O que fica destes estudos é
que realmente não existe maneira de alcançar um bom resultado com um
menor esforço. Por isso valorize os bons profissionais de educação física e
nutricionistas, porque eles são a chave pra que seus esforços tragam bons
resultados.
Referências
Benatti
F, Solis M, Artioli G, et al. Liposuction induces a compensatory increase of
visceral fat which is effectively counteracted by physical activity: a
randomized trial. J Clin Endocrinol Metab. 2012;97:2388–95.

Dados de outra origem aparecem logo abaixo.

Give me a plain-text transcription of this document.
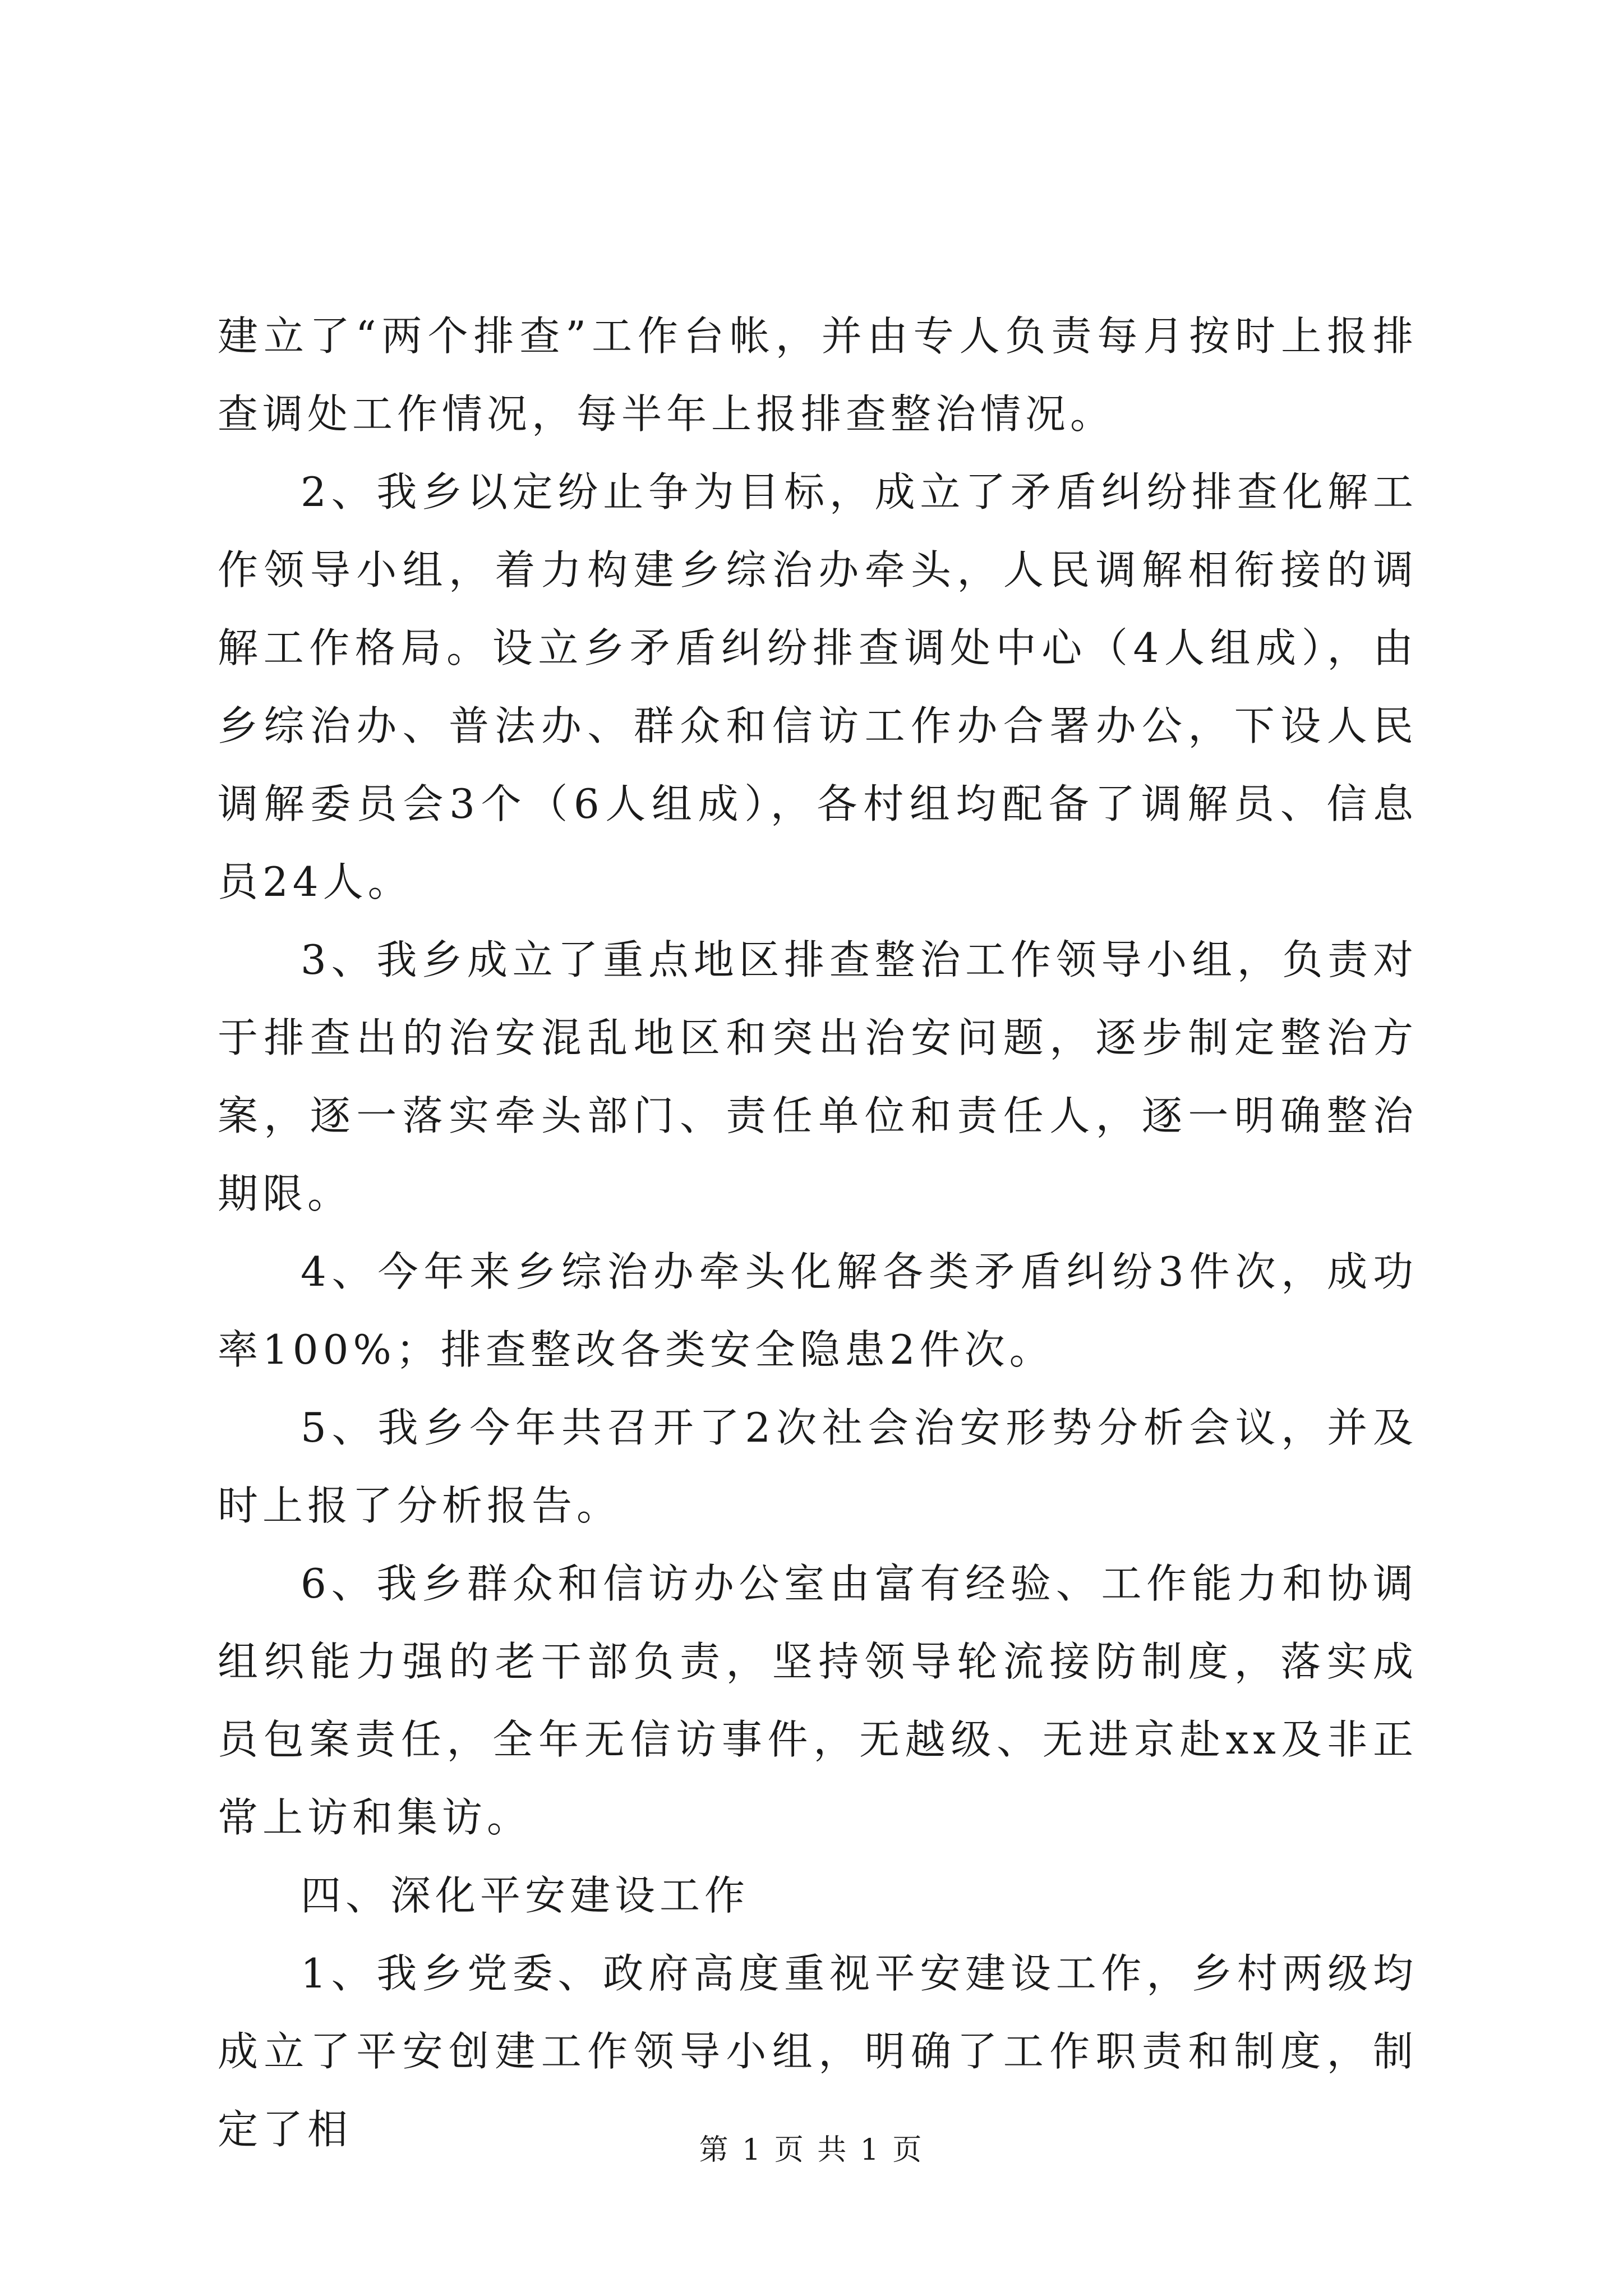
建立了“两个排查”工作台帐，并由专人负责每月按时上报排查调处工作情况，每半年上报排查整治情况。

2、我乡以定纷止争为目标，成立了矛盾纠纷排查化解工作领导小组，着力构建乡综治办牵头，人民调解相衔接的调解工作格局。设立乡矛盾纠纷排查调处中心（4人组成），由乡综治办、普法办、群众和信访工作办合署办公，下设人民调解委员会3个（6人组成），各村组均配备了调解员、信息员24人。

3、我乡成立了重点地区排查整治工作领导小组，负责对于排查出的治安混乱地区和突出治安问题，逐步制定整治方案，逐一落实牵头部门、责任单位和责任人，逐一明确整治期限。

4、今年来乡综治办牵头化解各类矛盾纠纷3件次，成功率100%；排查整改各类安全隐患2件次。

5、我乡今年共召开了2次社会治安形势分析会议，并及时上报了分析报告。

6、我乡群众和信访办公室由富有经验、工作能力和协调组织能力强的老干部负责，坚持领导轮流接防制度，落实成员包案责任，全年无信访事件，无越级、无进京赴xx及非正常上访和集访。

四、深化平安建设工作

1、我乡党委、政府高度重视平安建设工作，乡村两级均成立了平安创建工作领导小组，明确了工作职责和制度，制定了相	第 1 页 共 1 页
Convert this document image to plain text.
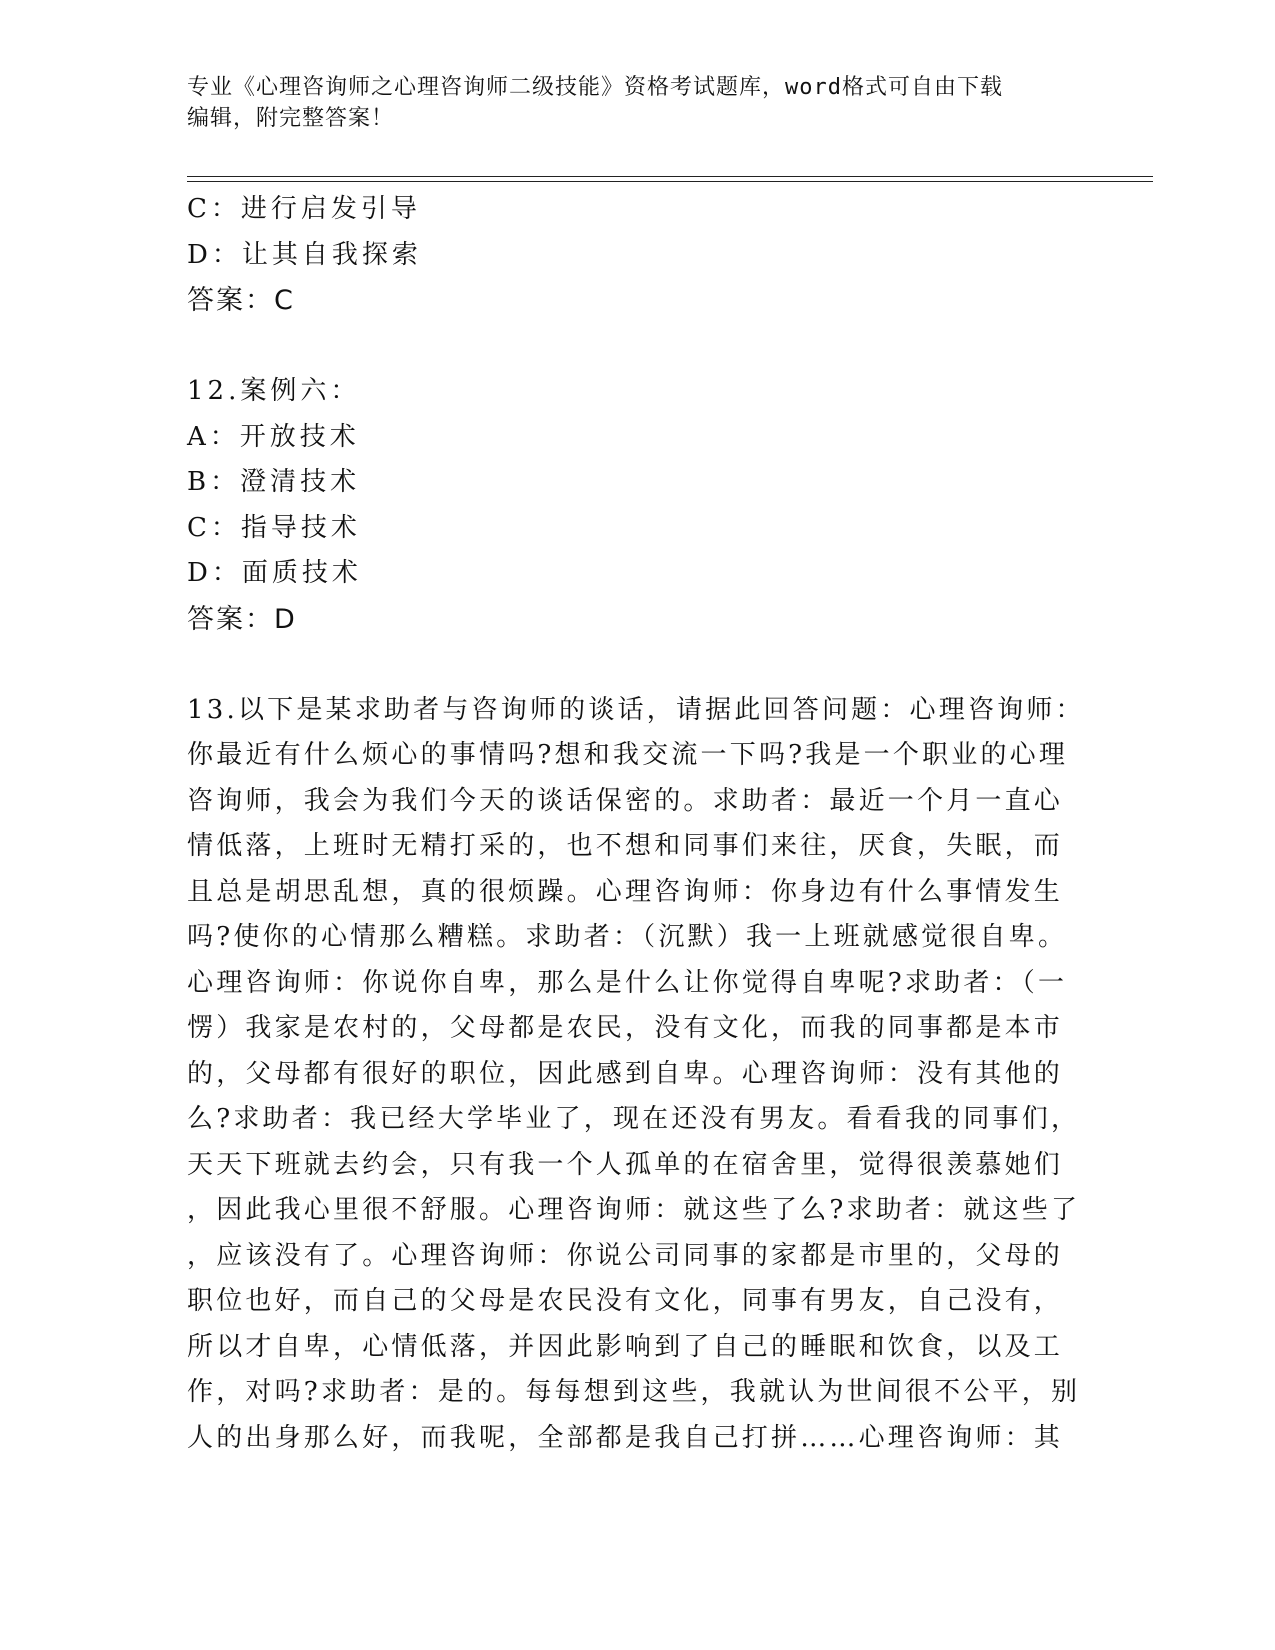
专业《心理咨询师之心理咨询师二级技能》资格考试题库，word格式可自由下载
编辑，附完整答案！
C：进行启发引导
D：让其自我探索
答案：C
12.案例六：
A：开放技术
B：澄清技术
C：指导技术
D：面质技术
答案：D
13.以下是某求助者与咨询师的谈话，请据此回答问题：心理咨询师：
你最近有什么烦心的事情吗?想和我交流一下吗?我是一个职业的心理
咨询师，我会为我们今天的谈话保密的。求助者：最近一个月一直心
情低落，上班时无精打采的，也不想和同事们来往，厌食，失眠，而
且总是胡思乱想，真的很烦躁。心理咨询师：你身边有什么事情发生
吗?使你的心情那么糟糕。求助者：（沉默）我一上班就感觉很自卑。
心理咨询师：你说你自卑，那么是什么让你觉得自卑呢?求助者：（一
愣）我家是农村的，父母都是农民，没有文化，而我的同事都是本市
的，父母都有很好的职位，因此感到自卑。心理咨询师：没有其他的
么?求助者：我已经大学毕业了，现在还没有男友。看看我的同事们，
天天下班就去约会，只有我一个人孤单的在宿舍里，觉得很羡慕她们
，因此我心里很不舒服。心理咨询师：就这些了么?求助者：就这些了
，应该没有了。心理咨询师：你说公司同事的家都是市里的，父母的
职位也好，而自己的父母是农民没有文化，同事有男友，自己没有，
所以才自卑，心情低落，并因此影响到了自己的睡眠和饮食，以及工
作，对吗?求助者：是的。每每想到这些，我就认为世间很不公平，别
人的出身那么好，而我呢，全部都是我自己打拼……心理咨询师：其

Boriani F, Villani R, Morselli PG.
Metabolic effects of large- volume liposuction for obese healthy women: a
meta-analysis of fasting insulin levels. Aesthet Plast Surg.
2014;38:1050–6.
Broughton 2nd G, Horton B, Lipschitz
A, et al. Lifestyle outcomes, satisfaction, and attitudes of patients after
liposuction: a Dallas ex- perience. Plast Reconstr Surg.
2006;117:1738–49.
Kennedy GC. The role of depot fat in
the hypothalamic control of food intake in the rat. Proc R Soc Lond B Biol Sci.
1953;140:578–96
Krotkiewski M, Bjorntorp P, Sjostrom
L, et al. Impact of obesity on metabolism in men and women. Importance of
regional adipose tissue distribution. J Clin Invest. 1983;72:1150–62.
Rinomhota AS, Bulugahapitiya DU,
French SJ, et al. Women gain weight and fat mass despite lipectomy at
abdominoplasty and breas reduction. Eur J Endocrinol.
2008;158:349–52.
Seretis K, Goulis DG, Koliakos G,
Demiri E. Short-and Long-Term Effects of Abdominal Lipectomy on Weight and Fat
Mass in Females: A Systematic Review. Obes Surg. 2015 Oct;25(10):1950-8.
doi: 10.1007/s11695-015-1797-1. Review.